- Relator(a)
- Ministro Mauro Campbell Marques
- Órgão julgador
- Segunda Turma
- Data do julgamento
- 04/03/2024
- Data de publicação
- 07/03/2024
STJ – Acórdão, Rel. Ministro Mauro Campbell Marques, Segunda Turma, j. 04/03/2024, p. 07/03/2024
PROCESSUAL CIVIL. AGRAVO INTERNO NO AGRAVO EM RECURSO ESPECIAL. INTEMPESTIVIDADE DO RECURSO ESPECIAL. IMPOSSIBILIDADE DE COMPROVAÇÃO POSTERIOR. PRECEDENTES. PRAZO INDICADO PELO SISTEMA PROCESSUAL DO TRIBUNAL DE ORIGEM. AUSÊNCIA DE COMPROVAÇÃO IDÔNEA NOS AUTOS. JUSTA CAUSA. NÃO OCORRÊNCIA. RECURSO APRESENTADO APÓS O FIM DO PRAZO RECURSAL. INTEMPESTIVIDADE. AGRAVO INTERNO NÃO PROVIDO. 1. Conforme e xposto na decisão ora agravada, a parte fora intimada do acórdão em 24/01/2022, sendo o recurso interposto somente em 09/03/2022, portanto, fora do prazo legal. 2. A Corte Especial do Superior Tribunal de Justiça, na interpretação do art. 1.003, § 6º, do CPC/2015, entendeu que a comprovação da tempestividade do recurso deve ocorrer no ato de interposição, não admitindo atuação corretiva posterior da parte. 3. Para a comprovação de possível indução a erro na contagem do prazo processual, é indispensável que haja nos autos documento que comprove a alegação da parte, como a indicação, na própria certidão de intimação, do prazo recursal fixado pelo Tribunal de origem.

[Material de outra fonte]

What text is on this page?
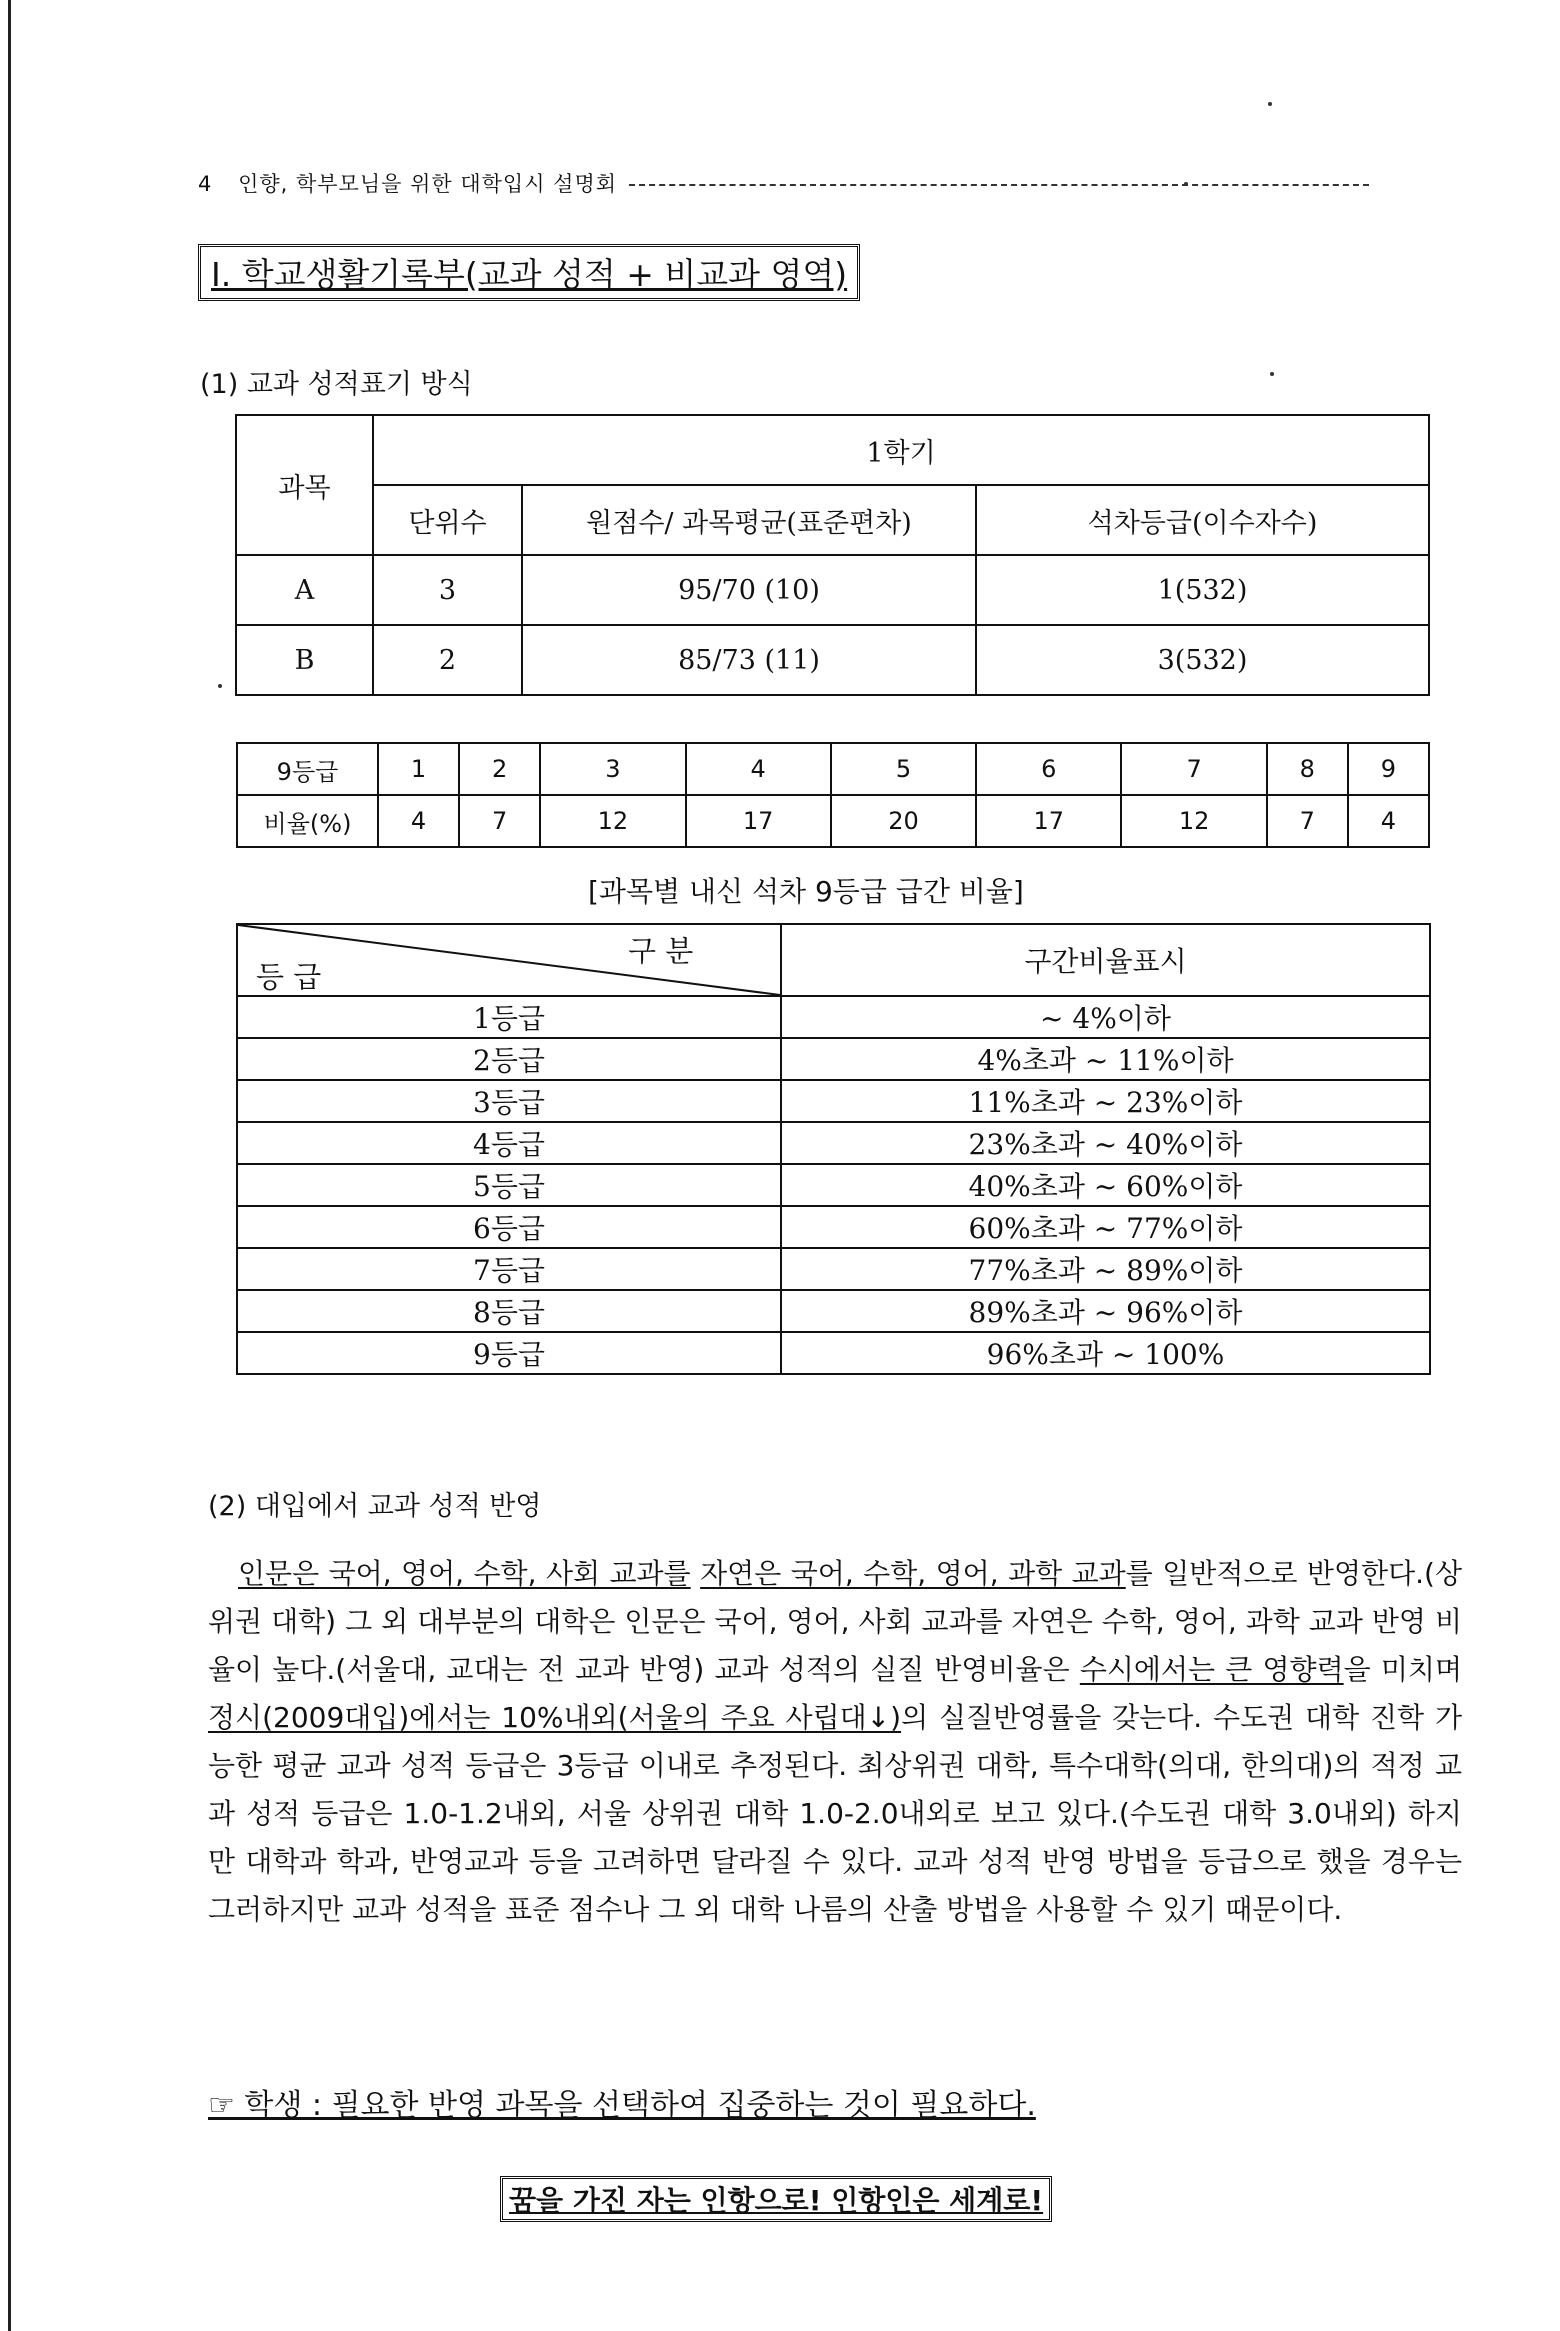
4 인향, 학부모님을 위한 대학입시 설명회
I. 학교생활기록부(교과 성적 + 비교과 영역)
(1) 교과 성적표기 방식
과목	1학기		
	단위수	원점수/ 과목평균(표준편차)	석차등급(이수자수)
A	3	95/70 (10)	1(532)
B	2	85/73 (11)	3(532)
9등급	1	2	3	4	5	6	7	8	9
비율(%)	4	7	12	17	20	17	12	7	4
[과목별 내신 석차 9등급 급간 비율]
구 분
등 급	구간비율표시
1등급	~ 4%이하
2등급	4%초과 ~ 11%이하
3등급	11%초과 ~ 23%이하
4등급	23%초과 ~ 40%이하
5등급	40%초과 ~ 60%이하
6등급	60%초과 ~ 77%이하
7등급	77%초과 ~ 89%이하
8등급	89%초과 ~ 96%이하
9등급	96%초과 ~ 100%
(2) 대입에서 교과 성적 반영
인문은 국어, 영어, 수학, 사회 교과를 자연은 국어, 수학, 영어, 과학 교과를 일반적으로 반영한다.(상위권 대학) 그 외 대부분의 대학은 인문은 국어, 영어, 사회 교과를 자연은 수학, 영어, 과학 교과 반영 비율이 높다.(서울대, 교대는 전 교과 반영) 교과 성적의 실질 반영비율은 수시에서는 큰 영향력을 미치며 정시(2009대입)에서는 10%내외(서울의 주요 사립대↓)의 실질반영률을 갖는다. 수도권 대학 진학 가능한 평균 교과 성적 등급은 3등급 이내로 추정된다. 최상위권 대학, 특수대학(의대, 한의대)의 적정 교과 성적 등급은 1.0-1.2내외, 서울 상위권 대학 1.0-2.0내외로 보고 있다.(수도권 대학 3.0내외) 하지만 대학과 학과, 반영교과 등을 고려하면 달라질 수 있다. 교과 성적 반영 방법을 등급으로 했을 경우는 그러하지만 교과 성적을 표준 점수나 그 외 대학 나름의 산출 방법을 사용할 수 있기 때문이다.
☞ 학생 : 필요한 반영 과목을 선택하여 집중하는 것이 필요하다.
꿈을 가진 자는 인항으로! 인항인은 세계로!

A apresentação de prints de tela ou a imagem de página extraída da internet e inserida na petição do recurso não são suficientes para se concluir que houve falha na prestação da informação pelo Tribunal. 4. O Recorrente limitou-se a apresentar print de tela para comprovar o suposto erro na indicação do prazo recursal, o que não é admitido pela jurisprudência desta Corte Superior. Além disso, o referido print deixa claro que se trataria de uma simples "data limite prevista para manifestação" (fl. 933), sendo certo que a previsão genérica do sistema eletrônico não exonera o Recorrente do seu dever de conhecer e aplicar corretamente a legislação relativa à contagem dos prazos processuais específicos de cada espécie recursal. 5. Agravo interno não provido. (AgInt no AREsp n. 2.373.144/PE, relator Ministro Mauro Campbell Marques, Segunda Turma, julgado em 4/3/2024, DJe de 7/3/2024.)